Pour les recruteurs, le gain de temps est considérable. The Body Shop, adepte de cette méthode au Royaume-Uni, estimait une baisse de 20 à 50% de leurs processus. Sans sourcing, préqualification, ou rencontre avec les candidats, le recrutement est beaucoup plus direct et opérationnel. Le contre-pied de l’actuelle hyper-personnalisation de l’expérience candidat.
Open Hiring : une méthode inclusive
En supprimant certaines étapes, l’open hiring ne déshumanise pas le processus pour autant. Au contraire, il ouvre la porte à des profils souvent écartés.
Candidats en réinsertion, anciens détenus, personnes en situation de handicap ou en reconversion, nombreux sont ceux dont le parcours atypique se heurte aux filtres classiques du recrutement. En éliminant les biais liés au CV ou à l’entretien, l’open hiring leur offre une vraie chance d’accéder à l’emploi.
Cette approche prend tout son sens lorsqu’elle s’appuie sur un écosystème d’accompagnement. Des entreprises collaborent déjà avec France Travail, Wake Up Café, Emmaüs et d’autres structures spécialisées.
L’open hiring est-il fait pour votre entreprise ?
Bien que pertinent, l’open hiring ne se veut pas une réponse rapide à la pénurie de main-d’œuvre. Ni même un simple levier pour lutter contre les discriminations. Mal calibré, il peut engendrer un turn-over élevé, du désengagement et une perte de confiance des équipes. Avant de se lancer, plusieurs facteurs sont à analyser.
La nature des postes à pourvoir
Cette méthode impose de se recentrer sur le cœur du métier : quelles compétences sont réellement nécessaires pour ce poste ?
L’open hiring est principalement utilisé pour des postes de premier échelon, où l’apprentissage se fait sur le terrain (logistique, entretien, production…). Mais certaines fonctions support ou techniques peuvent aussi s’y prêter, à condition d’avoir une formation structurée et des outils internes bien définis.

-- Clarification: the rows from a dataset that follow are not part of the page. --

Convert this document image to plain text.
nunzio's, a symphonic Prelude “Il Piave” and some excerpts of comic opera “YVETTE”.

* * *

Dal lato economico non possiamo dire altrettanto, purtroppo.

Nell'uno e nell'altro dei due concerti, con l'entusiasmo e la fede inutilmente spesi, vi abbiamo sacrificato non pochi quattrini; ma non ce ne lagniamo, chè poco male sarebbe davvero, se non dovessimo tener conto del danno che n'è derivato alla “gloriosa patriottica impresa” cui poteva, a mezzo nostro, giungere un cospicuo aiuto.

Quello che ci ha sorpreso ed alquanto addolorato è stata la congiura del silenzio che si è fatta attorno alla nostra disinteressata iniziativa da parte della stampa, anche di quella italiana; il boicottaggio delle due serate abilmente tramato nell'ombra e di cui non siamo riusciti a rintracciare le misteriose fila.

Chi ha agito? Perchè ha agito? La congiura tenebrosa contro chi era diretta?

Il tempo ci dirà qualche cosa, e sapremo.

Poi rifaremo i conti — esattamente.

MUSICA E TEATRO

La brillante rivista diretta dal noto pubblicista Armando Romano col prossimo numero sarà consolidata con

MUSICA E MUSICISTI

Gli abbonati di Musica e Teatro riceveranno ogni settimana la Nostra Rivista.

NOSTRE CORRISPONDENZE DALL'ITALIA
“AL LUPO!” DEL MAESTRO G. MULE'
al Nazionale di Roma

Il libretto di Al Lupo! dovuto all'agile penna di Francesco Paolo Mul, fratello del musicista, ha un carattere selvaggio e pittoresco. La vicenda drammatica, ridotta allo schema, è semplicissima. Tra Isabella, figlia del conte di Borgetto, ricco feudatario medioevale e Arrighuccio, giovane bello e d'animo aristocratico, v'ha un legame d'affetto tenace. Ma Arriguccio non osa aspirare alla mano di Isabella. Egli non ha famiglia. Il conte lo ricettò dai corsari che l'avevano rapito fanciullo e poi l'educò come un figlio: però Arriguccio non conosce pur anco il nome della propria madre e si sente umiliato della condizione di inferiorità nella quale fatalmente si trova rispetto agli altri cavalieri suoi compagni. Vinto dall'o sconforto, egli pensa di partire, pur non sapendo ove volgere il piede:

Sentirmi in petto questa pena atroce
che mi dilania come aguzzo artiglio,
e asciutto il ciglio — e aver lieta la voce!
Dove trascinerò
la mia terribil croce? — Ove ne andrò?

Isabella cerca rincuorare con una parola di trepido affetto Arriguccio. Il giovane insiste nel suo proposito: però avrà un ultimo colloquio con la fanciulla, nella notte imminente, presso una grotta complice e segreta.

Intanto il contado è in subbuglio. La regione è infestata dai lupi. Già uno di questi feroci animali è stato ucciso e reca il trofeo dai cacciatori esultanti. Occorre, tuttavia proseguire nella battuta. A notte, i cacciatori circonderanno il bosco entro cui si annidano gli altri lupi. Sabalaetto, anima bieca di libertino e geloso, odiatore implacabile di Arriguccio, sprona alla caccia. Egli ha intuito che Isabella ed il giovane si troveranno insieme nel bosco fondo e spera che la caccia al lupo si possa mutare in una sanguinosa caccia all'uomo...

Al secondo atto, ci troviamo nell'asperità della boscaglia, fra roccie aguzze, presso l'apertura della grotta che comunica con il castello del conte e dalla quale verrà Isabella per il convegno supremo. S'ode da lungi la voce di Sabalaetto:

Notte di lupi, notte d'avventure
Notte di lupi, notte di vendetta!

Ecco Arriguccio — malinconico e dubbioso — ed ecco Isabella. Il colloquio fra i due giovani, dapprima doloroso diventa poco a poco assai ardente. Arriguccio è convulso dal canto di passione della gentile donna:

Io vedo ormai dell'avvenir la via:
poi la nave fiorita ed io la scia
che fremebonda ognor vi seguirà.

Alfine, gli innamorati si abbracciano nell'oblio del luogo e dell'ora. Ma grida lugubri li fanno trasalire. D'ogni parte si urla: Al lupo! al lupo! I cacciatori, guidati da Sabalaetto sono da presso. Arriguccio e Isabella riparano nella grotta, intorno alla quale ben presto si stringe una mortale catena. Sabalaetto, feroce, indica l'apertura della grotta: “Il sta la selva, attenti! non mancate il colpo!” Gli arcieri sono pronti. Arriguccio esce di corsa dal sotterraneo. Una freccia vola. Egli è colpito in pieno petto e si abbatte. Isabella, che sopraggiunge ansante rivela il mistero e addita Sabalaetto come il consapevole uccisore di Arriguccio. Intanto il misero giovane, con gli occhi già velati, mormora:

Un formulaire de candidature étudié
Sur le papier, l’open hiring ressemble à une candidature simplifiée. La différence ? Le candidat a la certitude d’avoir le poste, s’il répond aux critères demandés. Il faut donc les déterminer avec soin, en se focalisant sur la tâche. Ici, l’offre d’emploi n’est pas un outil marketing : elle doit décrire précisément les missions et permettre au candidat d’évaluer ses capacités face aux exigences du poste.
Aux Pays-Bas, la pratique se démocratise et certaines entreprises ont réduit le formulaire de candidature au minimum : missions, horaires, et adresse où déposer son contact.
Une formation rigoureuse
Dans un recrutement classique, la formation facilite l’intégration. Avec l’open hiring, elle devient cruciale.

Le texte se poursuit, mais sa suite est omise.